THIRTEENTH DISTRICT OF TEXAS

CORPUS CHRISTI

__________________________________________________________________

EX PARTE: JEFFREY EDWARDS

__________________________________________________________________

On appeal from the 36th District Court

of San Patricio County, Texas.

__________________________________________________________________

O P I N I O N

Before Chief Justice Seerden and Justices Dorsey and Rodriguez

Opinion by Chief Justice Seerden



Jeffrey Edwards, applicant, applied to the trial court for a writ of habeas corpus compelling his release from what he terms an unlawful confinement. The court denied his application after a hearing. Edwards has appealed that order to this court.

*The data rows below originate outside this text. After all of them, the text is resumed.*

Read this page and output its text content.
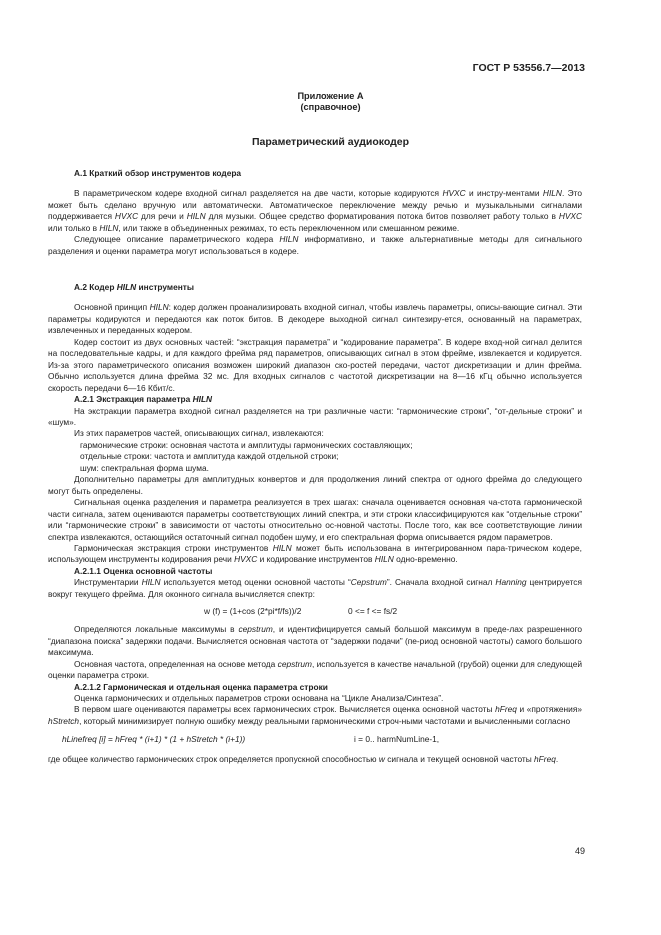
ГОСТ Р 53556.7—2013
Приложение А
(справочное)
Параметрический аудиокодер

А.1 Краткий обзор инструментов кодера

В параметрическом кодере входной сигнал разделяется на две части, которые кодируются HVXC и инстру-ментами HILN. Это может быть сделано вручную или автоматически. Автоматическое переключение между речью и музыкальными сигналами поддерживается HVXC для речи и HILN для музыки. Общее средство форматирования потока битов позволяет работу только в HVXC или только в HILN, или также в объединенных режимах, то есть переключенном или смешанном режиме.

Следующее описание параметрического кодера HILN информативно, и также альтернативные методы для сигнального разделения и оценки параметра могут использоваться в кодере.

А.2 Кодер HILN инструменты

Основной принцип HILN: кодер должен проанализировать входной сигнал, чтобы извлечь параметры, описы-вающие сигнал. Эти параметры кодируются и передаются как поток битов. В декодере выходной сигнал синтезиру-ется, основанный на параметрах, извлеченных и переданных кодером.

Кодер состоит из двух основных частей: “экстракция параметра” и “кодирование параметра”. В кодере вход-ной сигнал делится на последовательные кадры, и для каждого фрейма ряд параметров, описывающих сигнал в этом фрейме, извлекается и кодируется. Из-за этого параметрического описания возможен широкий диапазон ско-ростей передачи, частот дискретизации и длин фрейма. Обычно используется длина фрейма 32 мс. Для входных сигналов с частотой дискретизации на 8—16 кГц обычно используется скорость передачи 6—16 Кбит/с.

А.2.1 Экстракция параметра HILN

На экстракции параметра входной сигнал разделяется на три различные части: “гармонические строки”, “от-дельные строки” и «шум».

Из этих параметров частей, описывающих сигнал, извлекаются:

гармонические строки: основная частота и амплитуды гармонических составляющих;

отдельные строки: частота и амплитуда каждой отдельной строки;

шум: спектральная форма шума.

Дополнительно параметры для амплитудных конвертов и для продолжения линий спектра от одного фрейма до следующего могут быть определены.

Сигнальная оценка разделения и параметра реализуется в трех шагах: сначала оценивается основная ча-стота гармонической части сигнала, затем оцениваются параметры соответствующих линий спектра, и эти строки классифицируются как “отдельные строки” или “гармонические строки” в зависимости от частоты относительно ос-новной частоты. После того, как все соответствующие линии спектра извлекаются, остающийся остаточный сигнал подобен шуму, и его спектральная форма описывается рядом параметров.

Гармоническая экстракция строки инструментов HILN может быть использована в интегрированном пара-трическом кодере, использующем инструменты кодирования речи HVXC и кодирование инструментов HILN одно-временно.

А.2.1.1 Оценка основной частоты

Инструментарии HILN используется метод оценки основной частоты “Cepstrum”. Сначала входной сигнал Hanning центрируется вокруг текущего фрейма. Для оконного сигнала вычисляется спектр:

w (f) = (1+cos (2*pi*f/fs))/2	0 <= f <= fs/2

Определяются локальные максимумы в cepstrum, и идентифицируется самый большой максимум в преде-лах разрешенного “диапазона поиска” задержки подачи. Вычисляется основная частота от “задержки подачи” (пе-риод основной частоты) самого большого максимума.

Основная частота, определенная на основе метода cepstrum, используется в качестве начальной (грубой) оценки для следующей оценки параметра строки.

А.2.1.2 Гармоническая и отдельная оценка параметра строки

Оценка гармонических и отдельных параметров строки основана на “Цикле Анализа/Синтеза”.

В первом шаге оцениваются параметры всех гармонических строк. Вычисляется оценка основной частоты hFreq и «протяжения» hStretch, который минимизирует полную ошибку между реальными гармоническими строч-ными частотами и вычисленными согласно

hLinefreq [i] = hFreq * (i+1) * (1 + hStretch * (i+1))	i = 0.. harmNumLine-1,

где общее количество гармонических строк определяется пропускной способностью w сигнала и текущей основной частоты hFreq.

49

The truncated record before us indicates that, after being charged in 1993 with possession of a controlled substance,(1)Edwards was placed on deferred adjudication community supervision for a period of eight years. The record shows that appellant was arrested and confined after the State filed a motion to revoke community supervision. On the morning of the hearing on the State's motion, the State moved to dismiss its motion. The same day, following a motion to modify filed by the State, the trial court signed an order modifying the conditions of Edwards' community supervision to include the possibility of confinement in a drug treatment facility. Edwards applied for a writ of habeas corpus. He specifically argued that the trial court could not modify the terms of his community supervision without first obtaining his written consent to the modification. The trial court held a hearing, heard argument from both sides, and denied the application.

Edwards remains unadjudicated, so this is a preconviction habeas proceeding.

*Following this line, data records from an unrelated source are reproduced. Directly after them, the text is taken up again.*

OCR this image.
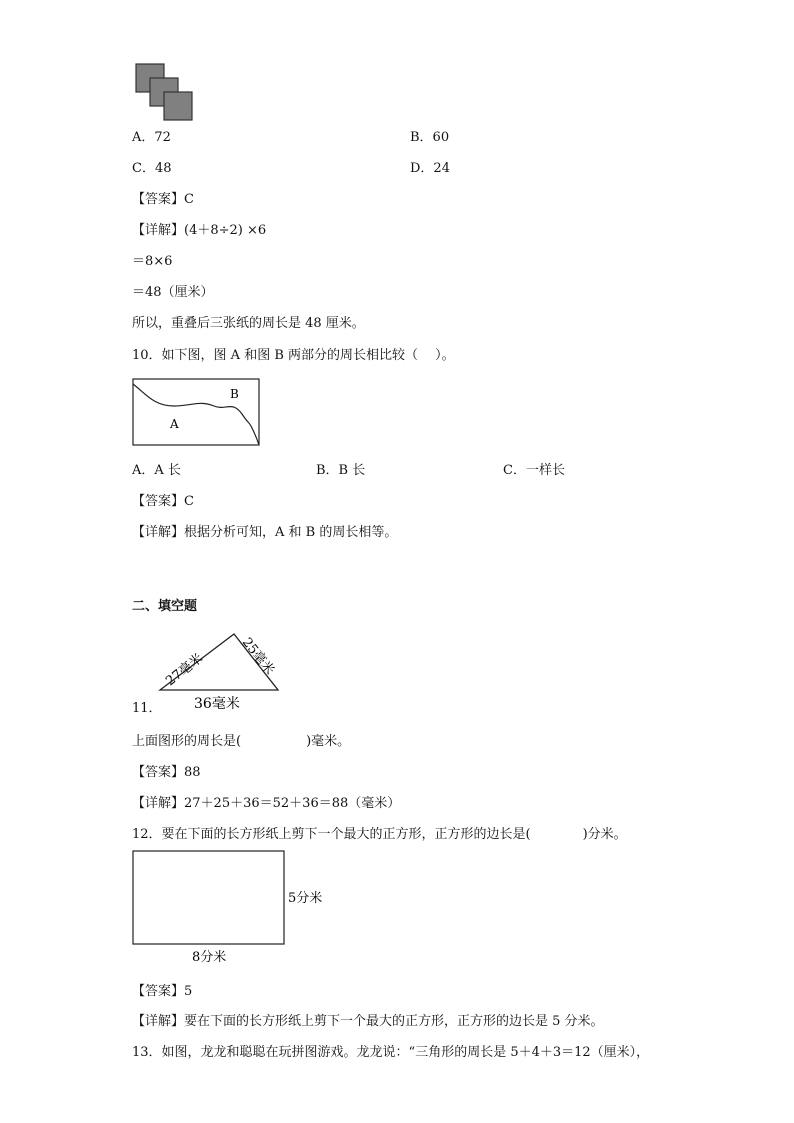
A．72	B．60
C．48	D．24
【答案】C
【详解】(4＋8÷2) ×6
＝8×6
＝48（厘米）
所以，重叠后三张纸的周长是 48 厘米。
10．如下图，图 A 和图 B 两部分的周长相比较（　 ）。
A
B
A．A 长	B．B 长	C．一样长
【答案】C
【详解】根据分析可知，A 和 B 的周长相等。
二、填空题
27毫米	25毫米
36毫米
11．
上面图形的周长是(　　　　　)毫米。
【答案】88
【详解】27＋25＋36＝52＋36＝88（毫米）
12．要在下面的长方形纸上剪下一个最大的正方形，正方形的边长是(　　　　)分米。
5分米
8分米
【答案】5
【详解】要在下面的长方形纸上剪下一个最大的正方形，正方形的边长是 5 分米。
13．如图，龙龙和聪聪在玩拼图游戏。龙龙说：“三角形的周长是 5＋4＋3＝12（厘米），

In general, an appellate court may consider appeals by criminal defendants only after a conviction. See Workman v. State, 343 S.W.2d 446, 447 (Tex. Crim. App. 1961). Absent some express authority to do so, an appellate court has no jurisdiction to review interlocutory orders. Ex parte Apolinar v. State, 820 S.W.2d 792, 794 (Tex. Crim. App. 1991). However, the court of criminal appeals has recently concluded that, without regard to the cognizibility of the particular claim, appellate courts have constitutionally-conferred jurisdiction, pursuant to Article V, section 8, over interlocutory orders. See Ex parte McCullough, 966 S.W.2d 529, 531 (Tex. Crim. App. 1998).

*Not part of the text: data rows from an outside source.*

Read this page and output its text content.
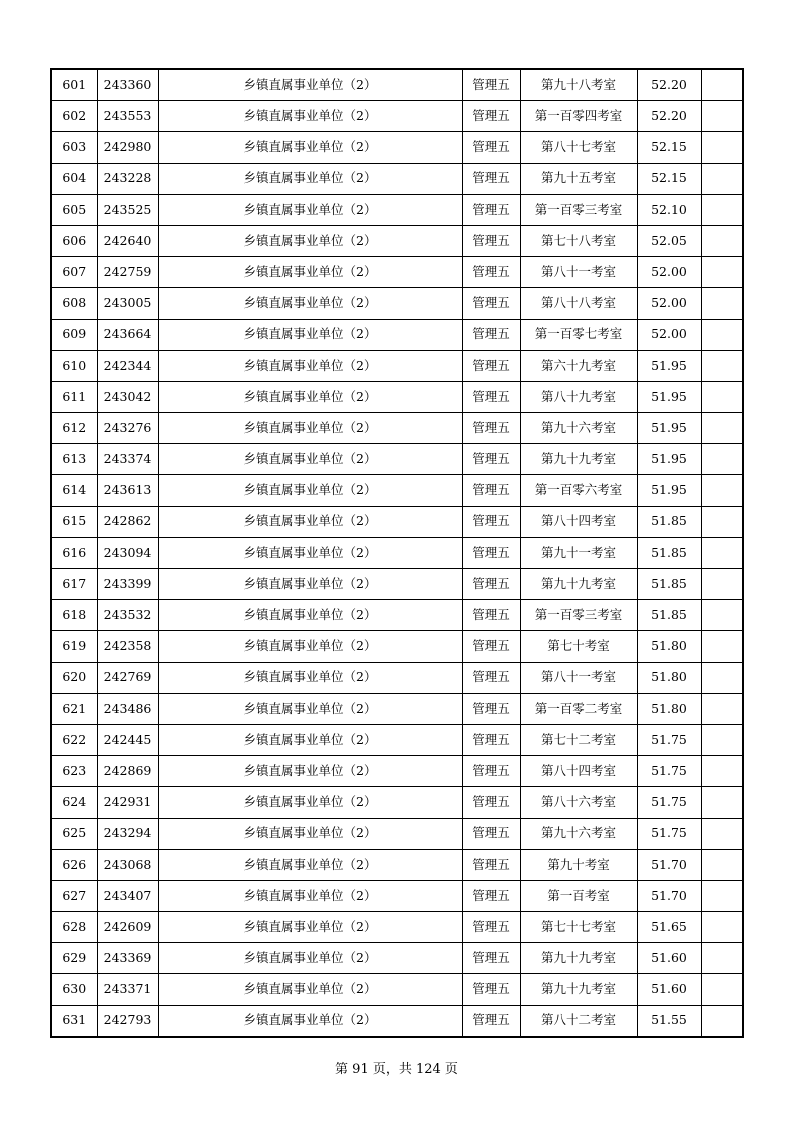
601	243360	乡镇直属事业单位（2）	管理五	第九十八考室	52.20	
602	243553	乡镇直属事业单位（2）	管理五	第一百零四考室	52.20	
603	242980	乡镇直属事业单位（2）	管理五	第八十七考室	52.15	
604	243228	乡镇直属事业单位（2）	管理五	第九十五考室	52.15	
605	243525	乡镇直属事业单位（2）	管理五	第一百零三考室	52.10	
606	242640	乡镇直属事业单位（2）	管理五	第七十八考室	52.05	
607	242759	乡镇直属事业单位（2）	管理五	第八十一考室	52.00	
608	243005	乡镇直属事业单位（2）	管理五	第八十八考室	52.00	
609	243664	乡镇直属事业单位（2）	管理五	第一百零七考室	52.00	
610	242344	乡镇直属事业单位（2）	管理五	第六十九考室	51.95	
611	243042	乡镇直属事业单位（2）	管理五	第八十九考室	51.95	
612	243276	乡镇直属事业单位（2）	管理五	第九十六考室	51.95	
613	243374	乡镇直属事业单位（2）	管理五	第九十九考室	51.95	
614	243613	乡镇直属事业单位（2）	管理五	第一百零六考室	51.95	
615	242862	乡镇直属事业单位（2）	管理五	第八十四考室	51.85	
616	243094	乡镇直属事业单位（2）	管理五	第九十一考室	51.85	
617	243399	乡镇直属事业单位（2）	管理五	第九十九考室	51.85	
618	243532	乡镇直属事业单位（2）	管理五	第一百零三考室	51.85	
619	242358	乡镇直属事业单位（2）	管理五	第七十考室	51.80	
620	242769	乡镇直属事业单位（2）	管理五	第八十一考室	51.80	
621	243486	乡镇直属事业单位（2）	管理五	第一百零二考室	51.80	
622	242445	乡镇直属事业单位（2）	管理五	第七十二考室	51.75	
623	242869	乡镇直属事业单位（2）	管理五	第八十四考室	51.75	
624	242931	乡镇直属事业单位（2）	管理五	第八十六考室	51.75	
625	243294	乡镇直属事业单位（2）	管理五	第九十六考室	51.75	
626	243068	乡镇直属事业单位（2）	管理五	第九十考室	51.70	
627	243407	乡镇直属事业单位（2）	管理五	第一百考室	51.70	
628	242609	乡镇直属事业单位（2）	管理五	第七十七考室	51.65	
629	243369	乡镇直属事业单位（2）	管理五	第九十九考室	51.60	
630	243371	乡镇直属事业单位（2）	管理五	第九十九考室	51.60	
631	242793	乡镇直属事业单位（2）	管理五	第八十二考室	51.55	
第 91 页，共 124 页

However, Edwards seeks to appeal the modification of the conditions of his community supervision. There is no statutory authority conferring "the right to have an order modifying community supervision conditions reviewed by appeal, and case law dictates that no such right exists." Christopher v. State, 7 S.W.3d 224, 225 (Tex. App.--Houston [1st Dist.] 1999, pet. ref'd) (citing Basaldua v. State, 558 S.W.2d 2, 5 (Tex. Crim. App. 1977); Perez v. State, 938 S.W.2d 761, 762-63 (Tex. App.--Austin 1997, pet. ref'd)). Thus, while we generally have constitutionally-conferred jurisdiction to consider appeals from interlocutory orders, we specifically lack jurisdiction to review the particular complaints Edwards raises here.

Accordingly, we dismiss the appeal for want of jurisdiction.



ROBERT J. SEERDEN, Chief Justice

Do not publish .

Tex. R. App. P. 47.3.

Opinion delivered and filed

this 22nd day of November, 2000.

1. Tex. Health & Safety Code Ann. § 481.115 (Vernon 1998).